Cambia il modulo, ma non le vecchie e brutte abitudini. E dopo sei minuti il solito buco centrale permette a Sculli, imbeccato dalla verticalizzazione di Ledesma, di trovarsi a tu per tu con Sirigu e lo batte. Tre minuti prima in un’azione analoga era stato il guardalinee a graziare la difesa rosa, perché anche in quel caso lo stesso Sculli si era trovato solo davanti al portiere rosa, prima che venisse fischiato il fuorigioco. In entrambe le occasioni è Bovo a sbagliare i tempi di salita. Morale della favola, il Palermo nei primi minuti sta ancora vivendo l’incubo di sette giorni fa. La Lazio annusa il momento di paura dei rosanero. Le gambe tremano soprattutto in difesa. E ancora un’altra verticalizzazione sull’asse Ledesma-Sculli al 17’ punisce gli uomini di Cosmi. Sul cross del capitano biancoceleste è disastrosa l’uscita di Sirigu. A parziale giustificazione dei rosa c’è la posizione di partenza dell’ex genoano, che si trova al di là della linea dei difensori. La risposta dei rosa è affidata principalmente alla fascia sinistra, dove Balzaretti sembra essere il più in palla dei suoi nella prima mezzora. Sono i fraseggi tra il terzino e Pastore le cose più interessanti che riesce a creare il Palermo. Ma arrivati sul fondo si sente poi l’assenza di un terminale offensivo. Il Flaco prova a coinvolgere nelle trame offensive anche Ilicic, ma spesso lo sloveno si trova a pestarsi i piedi proprio con lo stesso argentino, nel tentativo di trovare una collocazione tattica idonea in campo in questo nuovo centrocampo a cinque.  Sul 2-0 i padroni di casa alzano il piede dall’acceleratore e i rosa provano a fare la gara volenterosamente. Ma nulla di più. E il primo tempo finisce così col doppio vantaggio laziale.

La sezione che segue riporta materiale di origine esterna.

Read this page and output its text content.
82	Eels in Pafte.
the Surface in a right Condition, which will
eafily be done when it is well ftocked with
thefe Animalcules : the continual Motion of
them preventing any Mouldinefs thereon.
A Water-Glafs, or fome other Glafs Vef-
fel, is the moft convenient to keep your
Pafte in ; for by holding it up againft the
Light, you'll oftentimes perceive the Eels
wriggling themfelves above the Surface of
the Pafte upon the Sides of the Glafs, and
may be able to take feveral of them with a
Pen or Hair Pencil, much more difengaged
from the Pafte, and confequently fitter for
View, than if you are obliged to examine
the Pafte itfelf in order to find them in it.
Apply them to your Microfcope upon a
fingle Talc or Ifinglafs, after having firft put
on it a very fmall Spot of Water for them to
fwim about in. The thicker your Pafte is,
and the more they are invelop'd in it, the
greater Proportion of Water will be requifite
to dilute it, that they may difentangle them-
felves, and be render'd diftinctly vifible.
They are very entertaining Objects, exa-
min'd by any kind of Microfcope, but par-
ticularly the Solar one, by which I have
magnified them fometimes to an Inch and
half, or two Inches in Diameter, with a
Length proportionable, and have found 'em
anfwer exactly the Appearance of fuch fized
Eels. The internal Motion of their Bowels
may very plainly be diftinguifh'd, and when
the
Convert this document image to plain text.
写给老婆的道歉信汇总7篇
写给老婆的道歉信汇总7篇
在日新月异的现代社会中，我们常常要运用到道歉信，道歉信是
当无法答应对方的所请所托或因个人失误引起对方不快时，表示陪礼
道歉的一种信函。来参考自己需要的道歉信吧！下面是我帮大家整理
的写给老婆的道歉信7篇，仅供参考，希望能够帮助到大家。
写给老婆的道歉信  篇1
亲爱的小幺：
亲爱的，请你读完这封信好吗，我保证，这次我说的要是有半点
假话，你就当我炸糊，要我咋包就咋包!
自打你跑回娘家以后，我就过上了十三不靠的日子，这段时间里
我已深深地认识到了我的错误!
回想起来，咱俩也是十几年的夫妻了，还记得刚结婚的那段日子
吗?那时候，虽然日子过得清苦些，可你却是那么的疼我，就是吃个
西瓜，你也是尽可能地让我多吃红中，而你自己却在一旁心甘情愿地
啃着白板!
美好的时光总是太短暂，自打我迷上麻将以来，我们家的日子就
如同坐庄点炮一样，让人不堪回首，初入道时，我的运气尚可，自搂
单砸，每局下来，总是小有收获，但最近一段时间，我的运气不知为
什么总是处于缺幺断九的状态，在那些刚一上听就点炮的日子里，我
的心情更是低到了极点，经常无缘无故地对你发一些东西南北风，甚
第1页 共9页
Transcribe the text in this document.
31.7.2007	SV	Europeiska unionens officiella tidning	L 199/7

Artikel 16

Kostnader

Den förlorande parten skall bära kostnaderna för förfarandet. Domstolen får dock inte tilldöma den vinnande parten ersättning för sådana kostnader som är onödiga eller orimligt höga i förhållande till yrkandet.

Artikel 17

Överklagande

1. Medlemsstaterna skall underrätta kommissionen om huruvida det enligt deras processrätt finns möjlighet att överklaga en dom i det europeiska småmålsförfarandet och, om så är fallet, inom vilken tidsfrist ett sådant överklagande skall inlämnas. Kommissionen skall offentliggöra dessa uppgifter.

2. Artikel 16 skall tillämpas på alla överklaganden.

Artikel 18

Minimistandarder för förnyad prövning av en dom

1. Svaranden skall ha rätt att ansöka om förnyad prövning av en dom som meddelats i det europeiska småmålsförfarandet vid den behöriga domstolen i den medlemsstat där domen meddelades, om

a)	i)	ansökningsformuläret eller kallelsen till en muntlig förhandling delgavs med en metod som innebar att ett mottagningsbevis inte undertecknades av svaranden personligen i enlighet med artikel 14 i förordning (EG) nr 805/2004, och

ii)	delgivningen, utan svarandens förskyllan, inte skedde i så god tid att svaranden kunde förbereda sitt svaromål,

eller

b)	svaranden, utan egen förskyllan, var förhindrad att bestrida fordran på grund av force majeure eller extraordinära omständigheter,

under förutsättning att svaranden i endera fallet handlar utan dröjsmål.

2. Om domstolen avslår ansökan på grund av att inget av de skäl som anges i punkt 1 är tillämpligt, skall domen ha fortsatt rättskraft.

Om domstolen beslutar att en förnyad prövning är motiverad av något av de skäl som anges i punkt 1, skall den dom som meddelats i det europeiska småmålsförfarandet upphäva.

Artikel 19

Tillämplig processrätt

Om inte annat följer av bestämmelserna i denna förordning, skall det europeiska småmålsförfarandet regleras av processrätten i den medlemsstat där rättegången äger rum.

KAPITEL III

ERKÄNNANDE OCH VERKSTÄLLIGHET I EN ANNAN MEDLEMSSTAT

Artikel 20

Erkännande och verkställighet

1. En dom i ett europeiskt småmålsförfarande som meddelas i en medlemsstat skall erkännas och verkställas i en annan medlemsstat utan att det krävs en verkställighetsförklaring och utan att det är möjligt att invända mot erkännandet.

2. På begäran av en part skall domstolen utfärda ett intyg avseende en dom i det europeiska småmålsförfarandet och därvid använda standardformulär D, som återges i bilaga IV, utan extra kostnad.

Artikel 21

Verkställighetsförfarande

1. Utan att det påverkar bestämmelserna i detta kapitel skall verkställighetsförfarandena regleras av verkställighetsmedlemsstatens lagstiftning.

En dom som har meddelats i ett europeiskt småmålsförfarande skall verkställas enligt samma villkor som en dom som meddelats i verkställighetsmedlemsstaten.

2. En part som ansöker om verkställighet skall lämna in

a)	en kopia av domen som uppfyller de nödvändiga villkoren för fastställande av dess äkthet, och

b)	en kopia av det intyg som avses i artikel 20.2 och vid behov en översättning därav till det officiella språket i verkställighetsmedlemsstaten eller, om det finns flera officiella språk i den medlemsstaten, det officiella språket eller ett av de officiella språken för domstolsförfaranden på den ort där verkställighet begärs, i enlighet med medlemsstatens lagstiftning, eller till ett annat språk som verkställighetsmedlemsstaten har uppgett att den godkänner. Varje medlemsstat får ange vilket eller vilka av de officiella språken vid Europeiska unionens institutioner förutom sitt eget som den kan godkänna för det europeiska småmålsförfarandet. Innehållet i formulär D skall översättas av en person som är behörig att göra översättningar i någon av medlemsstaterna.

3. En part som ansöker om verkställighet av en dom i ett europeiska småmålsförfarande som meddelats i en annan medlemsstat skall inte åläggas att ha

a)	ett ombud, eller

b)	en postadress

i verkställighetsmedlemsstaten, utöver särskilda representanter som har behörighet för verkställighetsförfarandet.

Cosmi prova a cambiare volto alla sua squadra, adottando una piccola rivoluzione a inizio ripresa. Torna in cabina di regia Liverani a centrocampo. Migliaccio spostato al centro della difesa a tre. Fuori Andelkovic. Il neo tecnico le prova tutte. Le mosse, però, non danno gli effetti sperati e l’atteggiamento dei rosa nei primi venti minuti della seconda frazione di gioco sembra quello di una squadra che si “accontenta” di perdere solo 2-0. Poco pressing, infatti, e tutto ciò fa il gioco di una Lazio che di certo, con due playmaker di valore come Ledesma e Matuzalem, non ha problemi a mettere spesso la palla nel congelatore, facendo correre il cronometro. Al 67’ Cosmi inserisce Paolucci per Hernandez. Ancora una volta la Joya è stata evanescente, facendo tutto il contrario di quelle che sono le sue caratteristiche. La sua prerogativa è quella di attaccare gli spazi in profondità e spesso, invece, si è ritrovato a prendere palla a centrocampo. Ma non succede nulla e la partita tira avanti stancamente fino al 45’. E gli occhi di Serse Cosmi sotto la tipica coppola grigia indossata stasera sono quelli di un allenatore preoccupato che sa che per uscire da uno dei momenti più drammatici del Palermo degli ultimi anni serviranno tante settimane.